3. Verzoekers hebben tegen het bestreden besluit beroep ingesteld (zaaknummer LEE 22/4541). De omgevingsvergunning is in werking getreden, maar vergunninghoudster is nog niet gestart met de verbouwing. Verzoekers hebben op 24 januari 2023 de voorzieningenrechter verzocht om een voorlopige voorziening te treffen, die inhoudt dat niet met de bouw gestart mag worden.
3.1.
De voorzieningenrechter heeft op 2 maart 2023 een zitting gehouden in deze zaak. Tijdens de zitting is door het college erkend dat de aanvraag voor de verbouwing van het hotel ten onrechte niet is getoetst aan het op 8 november 2022 geldende bestemmingsplan ‘Drachten-Hotel Lavendelheide 4’ (het nieuwe bestemmingsplan) en dat het besluit daarom een gebrek heeft. Verder hebben verzoekers aangegeven dat zij graag met vergunninghoudster willen overleggen over een minnelijke oplossing, met name ten aanzien van de instandhouding van de bestaande groenvoorziening. De voorzieningenrechter heeft het onderzoek ter zitting geschorst, in afwachting van die minnelijke oplossing.
3.2.
Op 11 maart 2025 heeft het college de rechtbank geïnformeerd over de tussenuitspraak van de Afdeling bestuursrechtspraak van de Raad van State (de Afdeling) over het beroep van andere omwonenden van het hotel tegen het bestemmingsplan ‘Drachten-Hotel Lavendelheide 4’. [2]
3.3.
De voorzieningenrechter heeft hierop aan eiser sub 1, het college en vergunninghoudster gevraagd om het binnen twee weken te laten weten als zij een nadere zitting wensen. Daarop is niet gereageerd. Dat betekent dat de voorzieningenrechter zonder nadere zitting uitspraak kan doen in deze zaak. [3]

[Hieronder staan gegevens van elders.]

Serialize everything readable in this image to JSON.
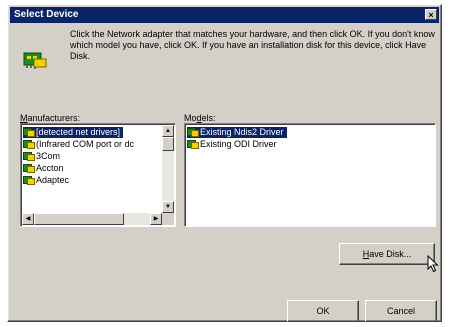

Beoordeling door de voorzieningenrechter

4. Naar aanleiding van de tussenuitspraak van de Afdeling van 5 maart 2025 heeft de rechtbank Noord-Nederland vandaag uitspraak gedaan in de beroepen van verzoekers en anderen tegen de verleende omgevingsvergunning (zaaknummers LEE 22/4541 en LEE 22/4452). De rechtbank heeft geoordeeld dat deze beroepen kennelijk gegrond zijn en de verleende omgevingsvergunning vernietigd. Het college moet een nieuw besluit nemen op de aanvraag.

Conclusie en gevolgen

5. Verzoekers wilden met hun verzoek bereiken dat de bouw voorlopig niet zou plaatsvinden. Nu de omgevingsvergunning is vernietigd, mag het bouwplan niet worden uitgevoerd, tot er eventueel een nieuwe vergunning is verleend. Verzoekers hebben daarom geen belang meer bij hun verzoek om voorlopige voorziening. De voorzieningenrechter zal het verzoek daarom afwijzen.
6. De voorzieningenrechter ziet aanleiding te bepalen dat het college het griffierecht aan verzoekers moet vergoeden, omdat de omgevingsvergunning door de rechtbank is vernietigd en de voorlopige voorziening daarom terecht was gevraagd. Voor een proceskostenveroordeling bestaat geen aanleiding.

Beslissing

De voorzieningenrechter:
- wijst het verzoek om voorlopige voorziening af;
- bepaalt dat het college het griffierecht van € 184,- aan verzoekers moet vergoeden.
Deze uitspraak is gedaan door mr. R.L. Vucsán, voorzieningenrechter, in aanwezigheid van mr. A.P. Voorham, griffier. Uitgesproken in het openbaar op 6 juni 2025.
griffier
voorzieningenrechter
Een afschrift van deze uitspraak is verzonden aan partijen op:

Tegen deze uitspraak staat geen hoger beroep of verzet open.

Voetnoten

1.ECLI:NL:RBNNE:2022:2132, niet gepubliceerd.
2.Uitspraak van de Afdeling van 5 maart 2025 van ECLI:NL:RVS:2025:888.
3.Artikel 8:57 van de Algemene wet bestuursrecht (Awb) maakt dat mogelijk.